Let's put aside the fact that C3.ai stock is also trading down more than 75% from its post-IPO highs in 2020 -- a time when shares were apparently even more egregiously overvalued and trading hands at nearly 90 times TTM sales. Valuation multiples have obviously contracted for both the market and the tech sector in particular since then.

But why, then, has C3.ai rallied so hard this year? And more importantly, the bears ask, how can it still possibly expect to sustain and grow into its current valuation?

To be clear, I believe the justification for C3.ai's rally is much more than a so-called "AI bump." Rather, I think C3.ai bears are ignoring two key catalysts driving this stock forward.

Revenue growth is poised to accelerate

First, perspective is in order. Three quarters ago, C3.ai switched to a new consumption-based pricing model, through which it charges new customers based on vCPU/hour usage rather than a flat rate as it was charging through its older subscription-based model.
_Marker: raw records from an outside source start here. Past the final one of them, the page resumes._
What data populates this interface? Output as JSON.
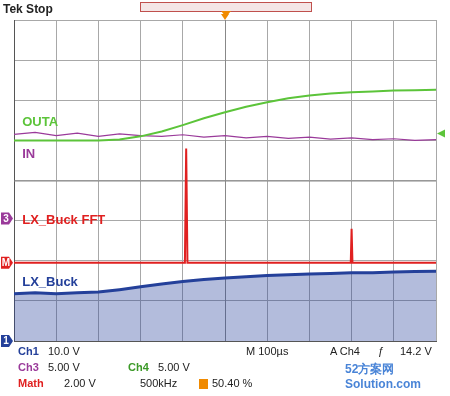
{
  "header": {
    "title": "Tek Stop"
  },
  "chart_data": {
    "type": "line",
    "xlim": [
      0,
      10
    ],
    "ylim": [
      -4,
      4
    ],
    "xticks": [
      0,
      1,
      2,
      3,
      4,
      5,
      6,
      7,
      8,
      9,
      10
    ],
    "yticks": [
      -4,
      -3,
      -2,
      -1,
      0,
      1,
      2,
      3,
      4
    ],
    "grid": true,
    "tick_labels": false,
    "x": [
      0,
      0.5,
      1,
      1.5,
      2,
      2.5,
      3,
      3.5,
      4,
      4.5,
      5,
      5.5,
      6,
      6.5,
      7,
      7.5,
      8,
      8.5,
      9,
      9.5,
      10
    ],
    "series": [
      {
        "name": "OUTA",
        "color": "#5cc43a",
        "values": [
          1.0,
          1.0,
          1.0,
          1.0,
          1.0,
          1.02,
          1.1,
          1.22,
          1.38,
          1.55,
          1.7,
          1.84,
          1.95,
          2.05,
          2.12,
          2.17,
          2.2,
          2.22,
          2.24,
          2.25,
          2.26
        ]
      },
      {
        "name": "IN",
        "color": "#9a3a9a",
        "values": [
          1.15,
          1.2,
          1.12,
          1.18,
          1.1,
          1.16,
          1.12,
          1.1,
          1.14,
          1.08,
          1.12,
          1.06,
          1.1,
          1.05,
          1.08,
          1.03,
          1.06,
          1.02,
          1.04,
          1.0,
          1.02
        ]
      },
      {
        "name": "LX_Buck FFT",
        "color": "#e02020",
        "x": [
          0,
          4.05,
          4.08,
          4.11,
          7.98,
          8.0,
          8.02,
          10
        ],
        "values": [
          -2.05,
          -2.05,
          0.8,
          -2.05,
          -2.05,
          -1.2,
          -2.05,
          -2.05
        ]
      },
      {
        "name": "LX_Buck",
        "color": "#24409a",
        "values": [
          -2.82,
          -2.8,
          -2.82,
          -2.8,
          -2.78,
          -2.72,
          -2.65,
          -2.58,
          -2.52,
          -2.47,
          -2.43,
          -2.4,
          -2.37,
          -2.35,
          -2.33,
          -2.32,
          -2.3,
          -2.3,
          -2.28,
          -2.27,
          -2.26
        ]
      }
    ],
    "channel_markers": [
      {
        "label": "3",
        "value": -0.95,
        "color": "#9a3a9a"
      },
      {
        "label": "M",
        "value": -2.05,
        "color": "#e02020"
      },
      {
        "label": "1",
        "value": -4,
        "color": "#24409a"
      }
    ],
    "trigger": {
      "x": 5,
      "y": 1.17,
      "color": "#5cc43a"
    }
  },
  "readout": {
    "rows": [
      [
        {
          "text": "Ch1",
          "color": "#24409a"
        },
        {
          "text": "10.0 V"
        },
        {
          "text": "M 100µs"
        },
        {
          "text": "A Ch4"
        },
        {
          "text": "ƒ"
        },
        {
          "text": "14.2 V"
        }
      ],
      [
        {
          "text": "Ch3",
          "color": "#9a3a9a"
        },
        {
          "text": "5.00 V"
        },
        {
          "text": "Ch4",
          "color": "#3c9a28"
        },
        {
          "text": "5.00 V"
        }
      ],
      [
        {
          "text": "Math",
          "color": "#e02020"
        },
        {
          "text": "2.00 V"
        },
        {
          "text": "500kHz"
        },
        {
          "text": "50.40 %"
        }
      ]
    ]
  },
  "watermark": [
    "52方案网",
    "Solution.com"
  ]
}
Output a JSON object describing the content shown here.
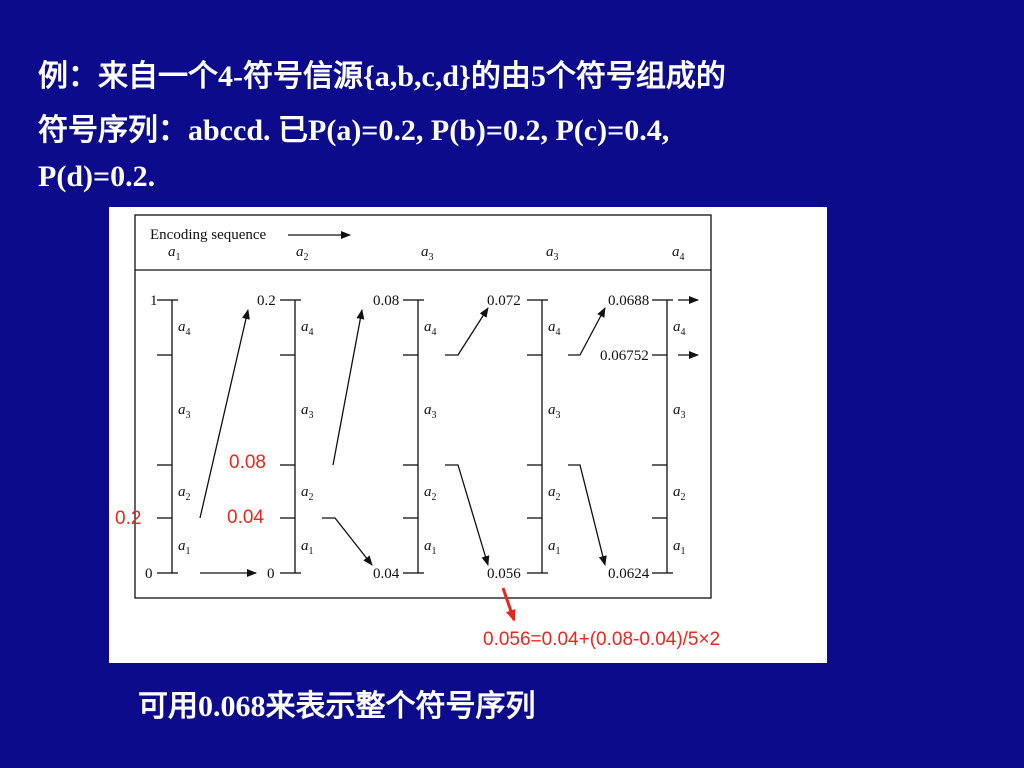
{
  "title": [
    "例：来自一个4-符号信源{a,b,c,d}的由5个符号组成的",
    "符号序列：abccd. 已P(a)=0.2, P(b)=0.2, P(c)=0.4,",
    "P(d)=0.2."
  ],
  "diagram": {
    "header": "Encoding sequence",
    "sequence": [
      {
        "symbol": "a",
        "index": "1"
      },
      {
        "symbol": "a",
        "index": "2"
      },
      {
        "symbol": "a",
        "index": "3"
      },
      {
        "symbol": "a",
        "index": "3"
      },
      {
        "symbol": "a",
        "index": "4"
      }
    ],
    "intervals": [
      {
        "symbol": "a",
        "index": "4"
      },
      {
        "symbol": "a",
        "index": "3"
      },
      {
        "symbol": "a",
        "index": "2"
      },
      {
        "symbol": "a",
        "index": "1"
      }
    ],
    "bounds": [
      {
        "top": "1",
        "bottom": "0"
      },
      {
        "top": "0.2",
        "bottom": "0"
      },
      {
        "top": "0.08",
        "bottom": "0.04"
      },
      {
        "top": "0.072",
        "bottom": "0.056"
      },
      {
        "top": "0.0688",
        "bottom": "0.0624"
      }
    ],
    "extra_bound": "0.06752",
    "annotations": {
      "start": "0.2",
      "upper": "0.08",
      "lower": "0.04",
      "formula": "0.056=0.04+(0.08-0.04)/5×2"
    }
  },
  "footer": "可用0.068来表示整个符号序列"
}
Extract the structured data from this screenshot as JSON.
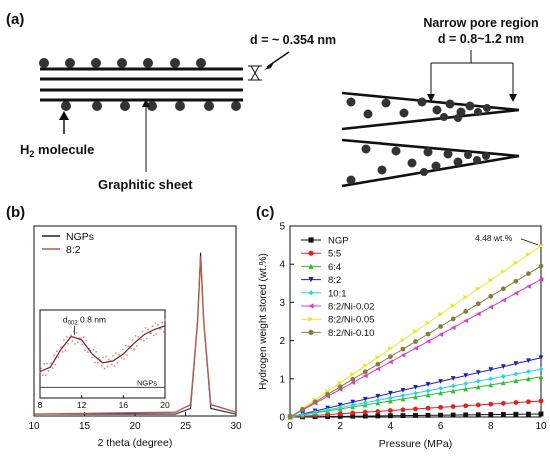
{
  "panels": {
    "a": {
      "label": "(a)",
      "d_label": "d = ~ 0.354 nm",
      "pore_title": "Narrow pore region",
      "pore_d": "d = 0.8~1.2 nm",
      "h2_main": "H",
      "h2_sub": "2",
      "h2_rest": " molecule",
      "sheet_label": "Graphitic sheet"
    },
    "b": {
      "label": "(b)"
    },
    "c": {
      "label": "(c)"
    }
  },
  "colors": {
    "ink": "#111111",
    "b_ngps": "#1f1f3f",
    "b_82": "#b85a4a",
    "c_NGP": "#111111",
    "c_55": "#e32020",
    "c_64": "#2bc22b",
    "c_82": "#1f1fb8",
    "c_101": "#22d7e5",
    "c_82ni002": "#d63cc8",
    "c_82ni005": "#e8e82a",
    "c_82ni010": "#8a7d3a"
  },
  "chart_data": [
    {
      "type": "line",
      "xlabel": "2 theta (degree)",
      "ylabel": "",
      "xlim": [
        10,
        30
      ],
      "xticks": [
        "10",
        "15",
        "20",
        "25",
        "30"
      ],
      "legend_position": "top-left",
      "series": [
        {
          "name": "NGPs",
          "peak_x": 26.5,
          "peak_height": 0.86,
          "x": [
            10,
            24,
            25.5,
            26.2,
            26.5,
            26.8,
            27.5,
            30
          ],
          "y": [
            0.01,
            0.01,
            0.04,
            0.5,
            0.86,
            0.5,
            0.04,
            0.01
          ]
        },
        {
          "name": "8:2",
          "peak_x": 26.5,
          "peak_height": 0.84,
          "x": [
            10,
            24,
            25.5,
            26.2,
            26.5,
            26.8,
            27.5,
            30
          ],
          "y": [
            0.01,
            0.02,
            0.06,
            0.5,
            0.84,
            0.5,
            0.06,
            0.02
          ]
        }
      ],
      "inset": {
        "xlim": [
          8,
          20
        ],
        "xticks": [
          "8",
          "12",
          "16",
          "20"
        ],
        "annotation_main": "d",
        "annotation_sub": "002",
        "annotation_rest": " 0.8 nm",
        "inner_label": "NGPs",
        "curve_82": {
          "x": [
            8,
            9,
            10,
            11,
            12,
            13,
            14,
            15,
            16,
            17,
            18,
            19,
            20
          ],
          "y": [
            0.3,
            0.35,
            0.55,
            0.7,
            0.66,
            0.5,
            0.4,
            0.42,
            0.5,
            0.62,
            0.72,
            0.78,
            0.82
          ]
        },
        "curve_ngps": {
          "x": [
            8,
            12,
            16,
            20
          ],
          "y": [
            0.12,
            0.12,
            0.12,
            0.12
          ]
        }
      }
    },
    {
      "type": "line",
      "xlabel": "Pressure (MPa)",
      "ylabel": "Hydrogen weight stored (wt.%)",
      "xlim": [
        0,
        10
      ],
      "ylim": [
        0,
        5
      ],
      "xticks": [
        "0",
        "2",
        "4",
        "6",
        "8",
        "10"
      ],
      "yticks": [
        "0",
        "1",
        "2",
        "3",
        "4",
        "5"
      ],
      "legend_position": "top-left",
      "annotation": "4.48 wt.%",
      "annotation_x": 10,
      "annotation_y": 4.48,
      "series": [
        {
          "name": "NGP",
          "marker": "square",
          "color_key": "c_NGP",
          "x": [
            0,
            10
          ],
          "y": [
            0,
            0.08
          ]
        },
        {
          "name": "5:5",
          "marker": "circle",
          "color_key": "c_55",
          "x": [
            0,
            10
          ],
          "y": [
            0,
            0.42
          ]
        },
        {
          "name": "6:4",
          "marker": "triangle-up",
          "color_key": "c_64",
          "x": [
            0,
            10
          ],
          "y": [
            0,
            1.05
          ]
        },
        {
          "name": "8:2",
          "marker": "triangle-down",
          "color_key": "c_82",
          "x": [
            0,
            10
          ],
          "y": [
            0,
            1.55
          ]
        },
        {
          "name": "10:1",
          "marker": "diamond",
          "color_key": "c_101",
          "x": [
            0,
            10
          ],
          "y": [
            0,
            1.25
          ]
        },
        {
          "name": "8:2/Ni-0.02",
          "marker": "triangle-left",
          "color_key": "c_82ni002",
          "x": [
            0,
            10
          ],
          "y": [
            0,
            3.6
          ]
        },
        {
          "name": "8:2/Ni-0.05",
          "marker": "triangle-right",
          "color_key": "c_82ni005",
          "x": [
            0,
            10
          ],
          "y": [
            0,
            4.48
          ]
        },
        {
          "name": "8:2/Ni-0.10",
          "marker": "circle",
          "color_key": "c_82ni010",
          "x": [
            0,
            10
          ],
          "y": [
            0,
            3.95
          ]
        }
      ]
    }
  ]
}
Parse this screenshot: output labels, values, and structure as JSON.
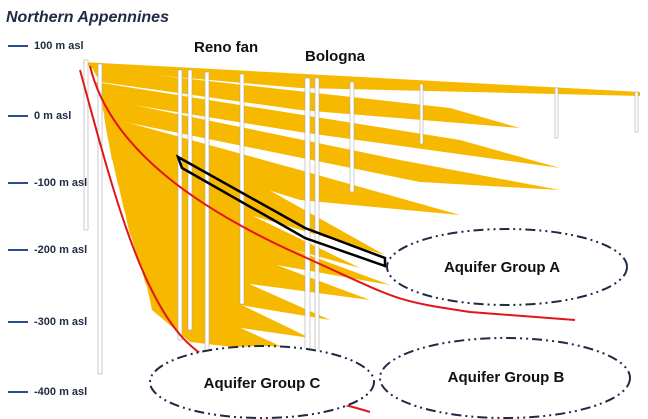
{
  "title": "Northern Appennines",
  "places": [
    "Reno fan",
    "Bologna"
  ],
  "depth_labels": [
    "100 m asl",
    "0 m asl",
    "-100 m asl",
    "-200 m asl",
    "-300 m asl",
    "-400 m asl"
  ],
  "aquifer_groups": [
    "Aquifer Group A",
    "Aquifer Group B",
    "Aquifer Group C"
  ]
}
C3.ai also introduced a six-month pilot subscription, offering unlimited use of the C3.ai platform, unlimited developer licensing, unlimited runtime licensing, and a concierge tech support and training program.

The obvious goal of this switch, of course, was to not only encourage new customers to see what they could achieve with unfettered access to C3.ai's platform but also make its value proposition significantly easier to quantify for prospective users.

The problem, however, was that transitioning away from subscription pricing and toward a consumption-based model had a significant negative impact on C3.ai's remaining performance obligations (RPO) and bookings -- both key metrics investors tend to use to gauge future revenue growth -- over the near term.

Fast forward to today, however, just as we're about to lap C3.ai's switch to consumption-based pricing, and it's obvious C3.ai is beginning to enjoy the fruits of the move.

Last quarter, for example, C3.ai management credited "increasing market demand for enterprise AI -- and from our adoption of consumption-based pricing" for driving a "substantial increase in opportunities and shorter sales cycles."

Indeed, current full fiscal year 2024 guidance calls for revenue in the range of $295 million to $320 million, good for accelerated year-over-year growth of between 11% and 20%. C3.ai has a habit of underpromising and overdelivering as well, so I won't be the least bit surprised if it arrives near the high end of that range when all is said and done.

Profitability is in sight

Meanwhile, in conjunction with its switch to consumption-based pricing last year, C3.ai outlined a target for achieving non-GAAP (adjusted) profitability by the end of fiscal-year 2024 (ended April 30, 2024).

Sure enough, during last quarter's conference call with analysts, C3.ai Chairman and CEO Tom Siebel confirmed the company is not only on track to meet that goal of reaching adjusted profitability by the fourth quarter of this fiscal year but also expects to be able to generate sustained positive free cash flow by then as well.

Make no mistake -- in a macro environment where interest rates are high, and capital is significantly harder to raise compared to when C3.ai went public in late 2020, our market will almost certainly continue to celebrate businesses that are seeing revenue growth accelerate while on the cusp of sustained positive cash flow and profitability. When that happens, I suspect C3.ai might have an easier time growing into its lofty valuations than most bears expect.